Os fungos estão presentes em nossa mesa há séculos. Você já parou para pensar como seria a vida sem o queijo Gorgonzola, o Camembert ou o Brie? E o que seria do mundo, simplesmente, se não existisse o Botrytis cinerea, o fungo que cria os vinhos brancos de sobremesa mais deliciosos e complexos do mundo? Não dá para imaginar.
O Botrytis cinerea é um micro-organismo peculiar. Ele aparece sobre as uvas como um pó acinzentado – daí seu nome botrytis, do grego, cacho de uvas; cinerea, do latim, cinza. Por isso, ele é conhecido como “podridão cinza” quando ataca os vinhedos em períodos constantes de chuva e umidade.
Já em condições climáticas especiais, onde a névoa fria e úmida da manhã dá lugar ao tempo quente e seco à tarde, ele se torna a dádiva do Nilo e passa a ser chamado de “podridão nobre” – ou noble rot (inglês), pourriture noble (francês), muffa nobile (italiano) e edelfäule (alemão).

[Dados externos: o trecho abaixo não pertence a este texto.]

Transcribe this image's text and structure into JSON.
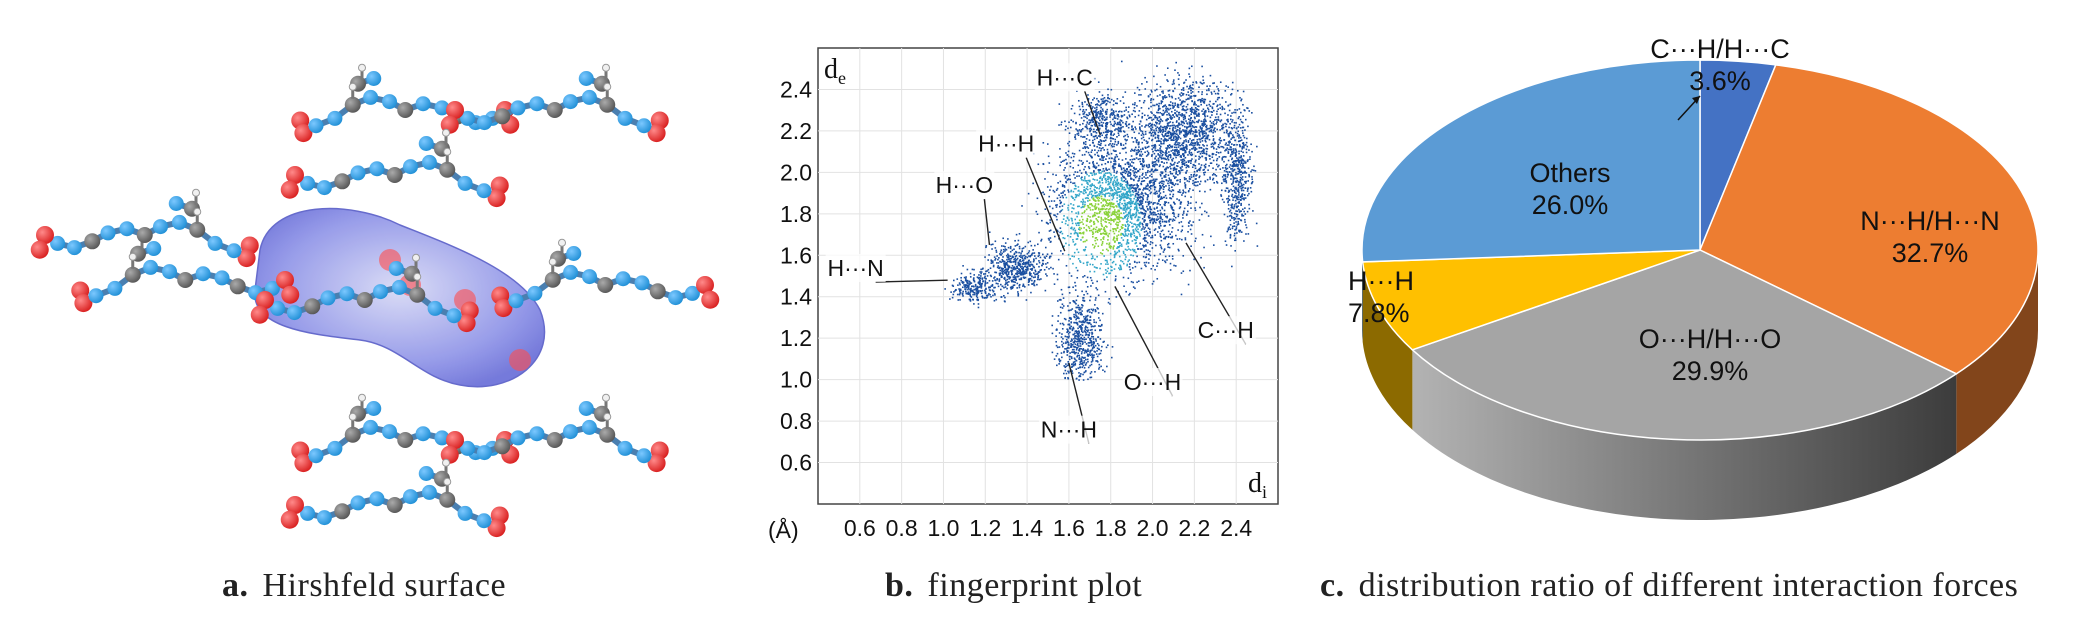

Nesse caso, o fungo se aloja nas cascas das uvas e promove um processo de desidratação. Com isso, há um aumento da concentração de açúcares e ácidos, além de uma série de reações químicas. A síntese de sotolon e de álcoois geram aromas de mel, especiarias, xarope de bordo (maple), açúcar queimado, trufas e cogumelos.
Alguns poliálcoois também são produzidos, em especial o glicerol, responsável pela sensação de doçura e viscosidade dos vinhos botritizados. Tudo isso resulta em um néctar que, ao ser vinificado, enobrece o sabor do produto com um perfil aromático único.

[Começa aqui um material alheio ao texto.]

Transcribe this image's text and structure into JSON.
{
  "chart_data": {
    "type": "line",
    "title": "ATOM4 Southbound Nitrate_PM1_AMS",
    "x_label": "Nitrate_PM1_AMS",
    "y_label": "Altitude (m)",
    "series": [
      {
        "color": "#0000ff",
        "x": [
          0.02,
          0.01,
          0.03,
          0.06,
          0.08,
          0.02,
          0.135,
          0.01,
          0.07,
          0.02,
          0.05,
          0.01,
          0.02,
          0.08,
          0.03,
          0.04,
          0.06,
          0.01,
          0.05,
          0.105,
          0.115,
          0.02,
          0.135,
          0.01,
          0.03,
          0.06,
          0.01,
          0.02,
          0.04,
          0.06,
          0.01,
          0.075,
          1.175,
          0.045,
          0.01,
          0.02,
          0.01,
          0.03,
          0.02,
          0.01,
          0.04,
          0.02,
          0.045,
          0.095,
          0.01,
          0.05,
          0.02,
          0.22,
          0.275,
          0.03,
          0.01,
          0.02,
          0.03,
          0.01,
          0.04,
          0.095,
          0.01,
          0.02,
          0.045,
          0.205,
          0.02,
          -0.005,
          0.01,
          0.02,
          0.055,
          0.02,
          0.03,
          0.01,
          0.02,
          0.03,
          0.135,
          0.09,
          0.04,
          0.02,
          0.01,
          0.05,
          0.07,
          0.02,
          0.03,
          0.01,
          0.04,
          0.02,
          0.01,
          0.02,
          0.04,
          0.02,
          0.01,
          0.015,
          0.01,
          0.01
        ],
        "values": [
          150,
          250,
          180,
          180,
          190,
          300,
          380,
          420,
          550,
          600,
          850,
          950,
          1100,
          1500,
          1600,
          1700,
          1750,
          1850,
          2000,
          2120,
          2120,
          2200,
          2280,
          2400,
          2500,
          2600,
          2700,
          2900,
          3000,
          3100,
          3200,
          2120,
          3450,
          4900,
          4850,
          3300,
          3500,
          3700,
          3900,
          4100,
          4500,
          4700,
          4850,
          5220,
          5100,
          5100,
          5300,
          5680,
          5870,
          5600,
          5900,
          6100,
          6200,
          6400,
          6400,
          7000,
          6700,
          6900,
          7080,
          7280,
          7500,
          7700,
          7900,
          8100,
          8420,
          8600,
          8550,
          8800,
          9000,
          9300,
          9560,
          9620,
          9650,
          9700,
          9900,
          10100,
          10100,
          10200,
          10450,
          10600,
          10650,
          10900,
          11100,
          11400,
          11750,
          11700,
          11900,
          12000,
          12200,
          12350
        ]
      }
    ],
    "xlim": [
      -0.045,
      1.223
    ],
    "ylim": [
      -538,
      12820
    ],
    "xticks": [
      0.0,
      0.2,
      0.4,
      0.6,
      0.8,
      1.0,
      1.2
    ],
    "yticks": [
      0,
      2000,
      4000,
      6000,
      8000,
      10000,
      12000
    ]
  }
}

Esse processo ocorre de forma natural e no seu próprio ritmo. Não há como estimular, acelerar ou até mesmo evitar. Tudo depende da vontade da natureza. A colheita das uvas é feita de maneira seletiva, manualmente e em diversas fases, já que o Botrytis cinerea não ataca a videira de forma linear. Assim, o produtor vai colhendo os bagos mais afetados durante dias.

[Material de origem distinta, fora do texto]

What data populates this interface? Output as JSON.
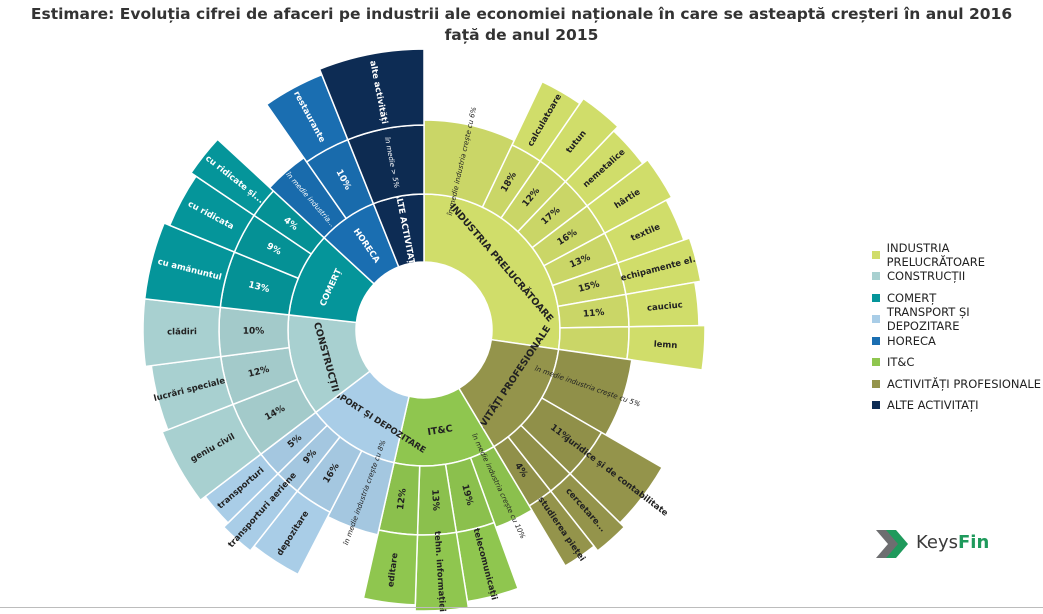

O mosto extraído dessas uvas é relativamente limitado e, por isso, esses vinhos de sobremesa são produzidos em pequenas quantidades – o que os torna caríssimos. Para se ter uma ideia, a produção de uma única videira botritizada não passa de um cálice de vinho, enquanto uma videira normal produz de três a quatro garrafas de vinho.
E como você deve imaginar, não deve ser em qualquer lugar que se encontram as condições ideais para produzir esse néctar dos deuses. Na França, em Sauternes, no vale do Loire e na Alsácia; na Hungria, em Tokaj; e na Alemanha, no vale do Reno, são os terroirs que conseguem produzir vinhos botritizados com qualidade, quantidade e regularidade. São dessas regiões, respectivamente, o Château d’Yquem, o Tokaji Aszu Ezsenzia e o Trockenbeerenauslese do Rheingau, três dos melhores e mais conhecidos rótulos.
Vinhos com características ímpares de complexidade, longevidade e riqueza gustativa, com puro equilíbrio entre doçura e acidez. Você já teve o prazer de experimentar um dos melhores vinhos do mundo?